Lagos, c’est l’Afrique « au superlatif », relève sur place Le Figaro Magazine. Au Nigeria, en effet, une « nouvelle classe » a émergé ces dernières années et elle ne cache pas son « opulence fraîchement acquise », constate l’hebdomadaire. Toutefois, complète-t-il, opulence, boom économique et émergence d'une nouvelle classe moyenne ne permettent pas pour autant de dissimuler la « pauvreté omniprésente ». A Lagos, « cela » se voit notamment à Makoko, le plus grand bidonville, si proche et pourtant à des années-lumière des fastes du golf d’Ikoyi.

Mais la découverte la plus spectaculaire faite par le Fig Mag à Lagos, c’est The Redeemed Christian Church of God, autrement dit l'Eglise chrétienne des rachetés de Dieu à Mowe Town. « Les mots manquent pour décrire l'endroit, raconte l’hebdomadaire. Imaginez une sorte de halle charpentée de 1,5 kilomètre de long pour 400 mètres de large, remplie de sièges et de bancs et dotée d'écrans vidéo géants. Au bout, une chaire en forme de podium adossée à une tribune d'honneur accueille plusieurs dizaines de dignitaires de l'Eglise. A gauche, en contrebas, des gradins protégés par des vigiles, où sont assis des centaines de VIP - chefs d'entreprise, hommes politiques, artistes, sportifs, parfois même le président nigérian Goodluck Jonathan. A droite, d'autres gradins hébergent des dizaines de musiciens ainsi que des centaines de choristes, habillés dans des couleurs plus chatoyantes les unes que les autres. »

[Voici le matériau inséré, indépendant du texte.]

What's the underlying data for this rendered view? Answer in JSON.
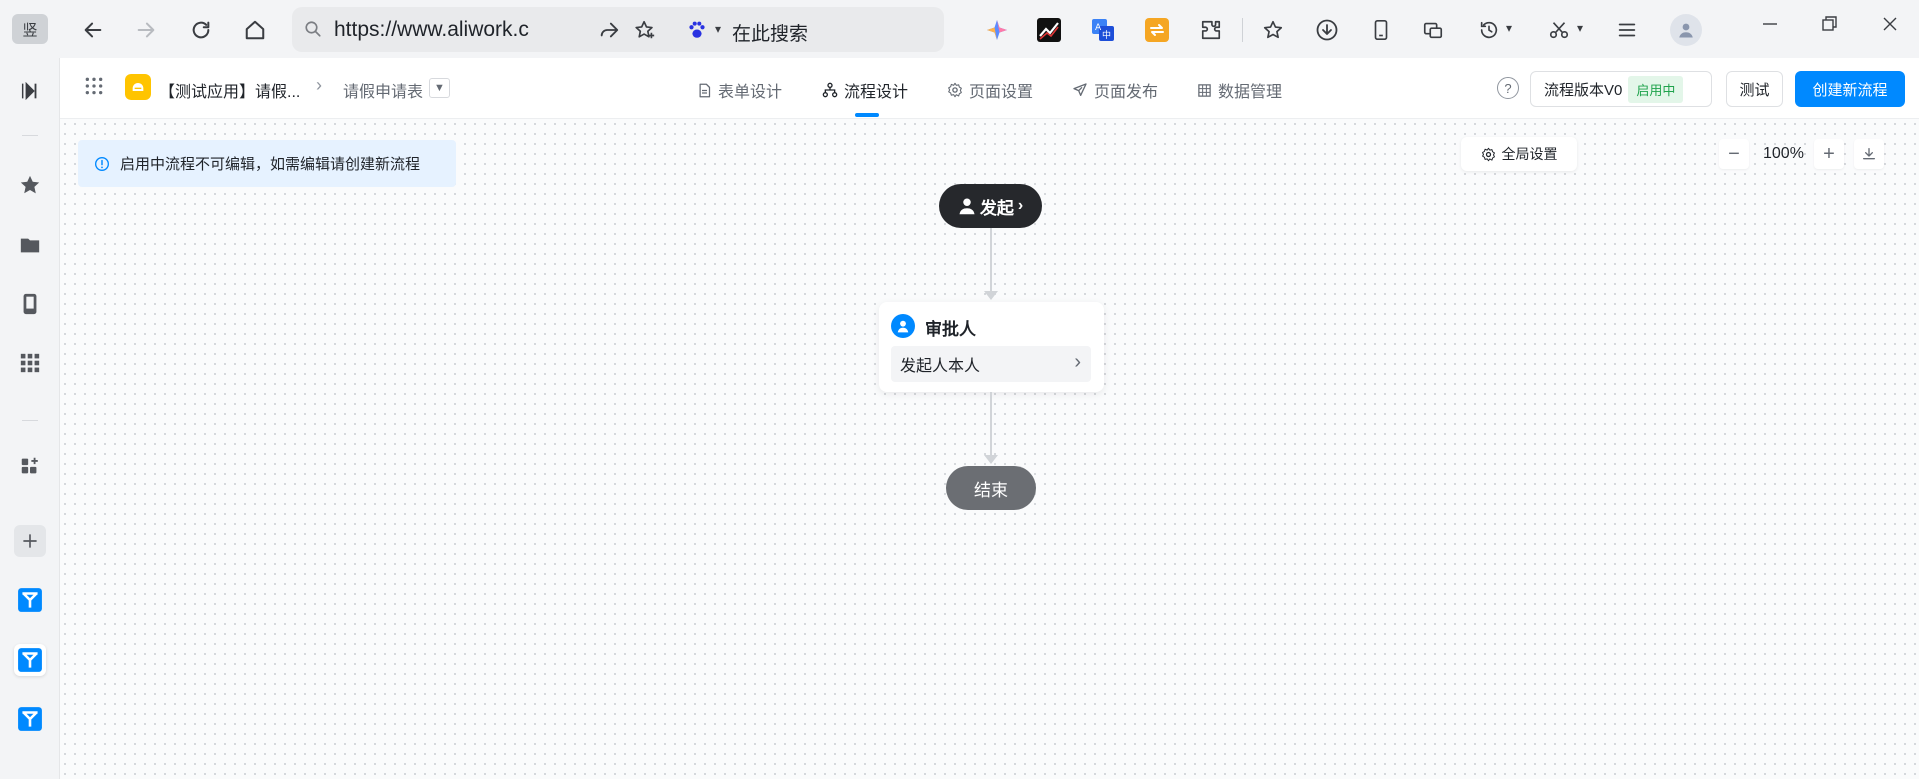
{
  "browser": {
    "url": "https://www.aliwork.c",
    "search_placeholder": "在此搜索",
    "rail_badge": "竖"
  },
  "header": {
    "app_name": "【测试应用】请假...",
    "form_name": "请假申请表",
    "tabs": [
      {
        "label": "表单设计",
        "icon": "document-icon"
      },
      {
        "label": "流程设计",
        "icon": "flow-icon",
        "active": true
      },
      {
        "label": "页面设置",
        "icon": "gear-icon"
      },
      {
        "label": "页面发布",
        "icon": "send-icon"
      },
      {
        "label": "数据管理",
        "icon": "table-icon"
      }
    ],
    "version_label": "流程版本V0",
    "version_status": "启用中",
    "test_button": "测试",
    "create_button": "创建新流程"
  },
  "canvas": {
    "notice": "启用中流程不可编辑，如需编辑请创建新流程",
    "global_settings": "全局设置",
    "zoom": "100%",
    "start_node": "发起",
    "approver_title": "审批人",
    "approver_value": "发起人本人",
    "end_node": "结束"
  },
  "colors": {
    "primary": "#0089ff",
    "start_node_bg": "#26282c",
    "end_node_bg": "#6b6e73",
    "status_green": "#1fa34c",
    "notice_bg": "#e6f2ff",
    "app_icon_yellow": "#ffc400"
  }
}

Photo à l’appui, Le Figaro Magazine assiste à l’office. Ce soir-là, les rangs sont clairsemés, il y a « seulement » 300 000 personnes qui assistent au « show - parce qu'il s'agit bien plus d'un spectacle que d'une célébration - durera toute la nuit. Prêches, cantiques et danses repris par toute l'assemblée se succèdent sans relâche. » Et bien sûr, on fait la quête ! Résultat, le pasteur qui dirige cette Eglise « s'est payé un jet privé il y a cinq ans. Quant au spectacle offert aux fidèles, il n'est que luxe et clinquant. Ici, foi et richesse ne font qu'un. » Comme le formule Le Fig Mag, Lagos, une sorte d'« African dream ».

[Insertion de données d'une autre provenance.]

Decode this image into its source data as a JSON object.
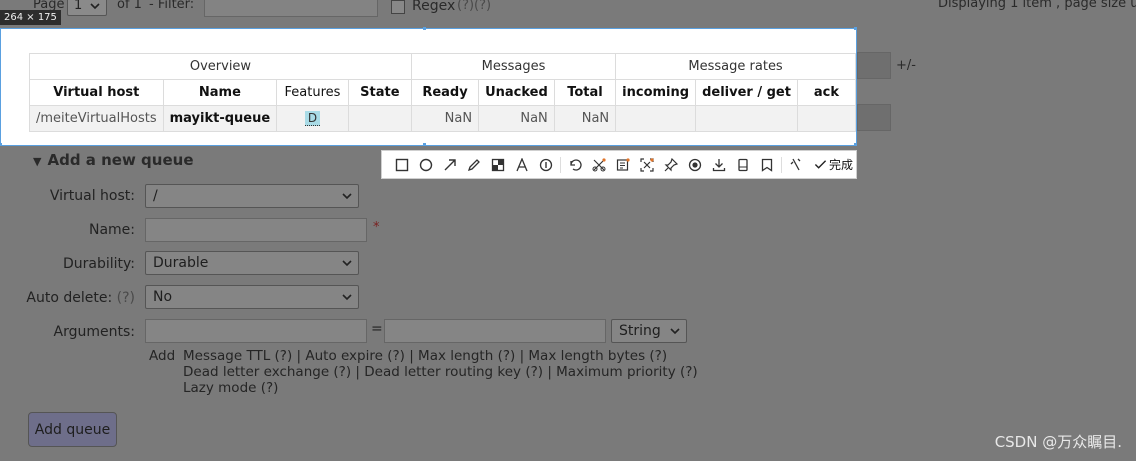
{
  "pager": {
    "page_label": "Page",
    "page_value": "1",
    "of_label": "of 1",
    "filter_label": "- Filter:",
    "regex_label": "Regex",
    "regex_help": "(?)(?)",
    "displaying": "Displaying 1 item , page size u"
  },
  "capture": {
    "size_badge": "264 × 175"
  },
  "table": {
    "groups": [
      "Overview",
      "Messages",
      "Message rates"
    ],
    "columns": [
      "Virtual host",
      "Name",
      "Features",
      "State",
      "Ready",
      "Unacked",
      "Total",
      "incoming",
      "deliver / get",
      "ack"
    ],
    "plus_minus": "+/-",
    "row": {
      "vhost": "/meiteVirtualHosts",
      "name": "mayikt-queue",
      "feature": "D",
      "state": "",
      "ready": "NaN",
      "unacked": "NaN",
      "total": "NaN"
    }
  },
  "toolbar": {
    "icons": [
      "rectangle-icon",
      "circle-icon",
      "arrow-icon",
      "pen-icon",
      "mosaic-icon",
      "text-icon",
      "number-icon",
      "undo-icon",
      "screenshot-icon",
      "ocr-icon",
      "scan-icon",
      "pin-icon",
      "record-icon",
      "download-icon",
      "long-screenshot-icon",
      "save-icon",
      "cancel-icon"
    ],
    "done_label": "完成"
  },
  "form": {
    "section_title": "Add a new queue",
    "vhost_label": "Virtual host:",
    "vhost_value": "/",
    "name_label": "Name:",
    "name_required": "*",
    "durability_label": "Durability:",
    "durability_value": "Durable",
    "autodelete_label": "Auto delete:",
    "autodelete_help": "(?)",
    "autodelete_value": "No",
    "arguments_label": "Arguments:",
    "equals": "=",
    "type_value": "String",
    "add_label": "Add",
    "hints_line1": "Message TTL (?) | Auto expire (?) | Max length (?) | Max length bytes (?)",
    "hints_line2": "Dead letter exchange (?) | Dead letter routing key (?) | Maximum priority (?)",
    "hints_line3": "Lazy mode (?)",
    "add_queue_button": "Add queue"
  },
  "watermark": "CSDN @万众瞩目."
}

Justice : victimes à la mode

La justice française a eu la main lourde cette semaine contre un ancien maire, condamné à de la prison ferme à la suite d’une catastrophe naturelle. En février 2010, la tempête Xynthia avait tué vingt-neuf personnes dans la commune côtière de La Faute-sur-Mer, en Vendée, dans le sud-ouest de la France. René Marratier, l’ancien maire, a écopé de quatre ans de prison ferme en première instance. « M », le magazine hebdomadaire du journal Le Monde, a assisté aux audiences du tribunal correctionnel qui a prononcé ce jugement sans précédent contre un ancien élu. Et le journal y a vu ce qu’il appelle très bibliquement « la glorification des victimes ». A la barre, six jours durant, les victimes, en effet, se sont épanchées devant un juge qui les a écoutées avec compassion. Et « M » y voit une dérive de la justice. « Longtemps fermée à la prise en compte de la parole des victimes, elle en est devenue l’otage, regrette le journal. On ne lui demande plus de constater et de sanctionner la violation de la loi, mais de reconnaître et de réparer la souffrance. »

Ainsi va la justice, « temple des temps modernes », soupire « M », et devant laquelle les victimes sont élevées au rang de « nouveaux héros ». L’hebdomadaire y voit une « fabrique des victimes (qui) tourne à plein régime ». Et il cite le magistrat et essayiste Denis Salas, qui a cette formule : « Aujourd’hui, dans L’Etranger de Camus, le personnage principal ne serait plus Meursault, mais l’Arabe, sa victime, tuée sur la plage. » André Gide disait qu’on ne fait pas de bonne littérature avec de bons sentiments... A en croire « », avec de bons sentiments, on ne fait pas de bonne justice non plus.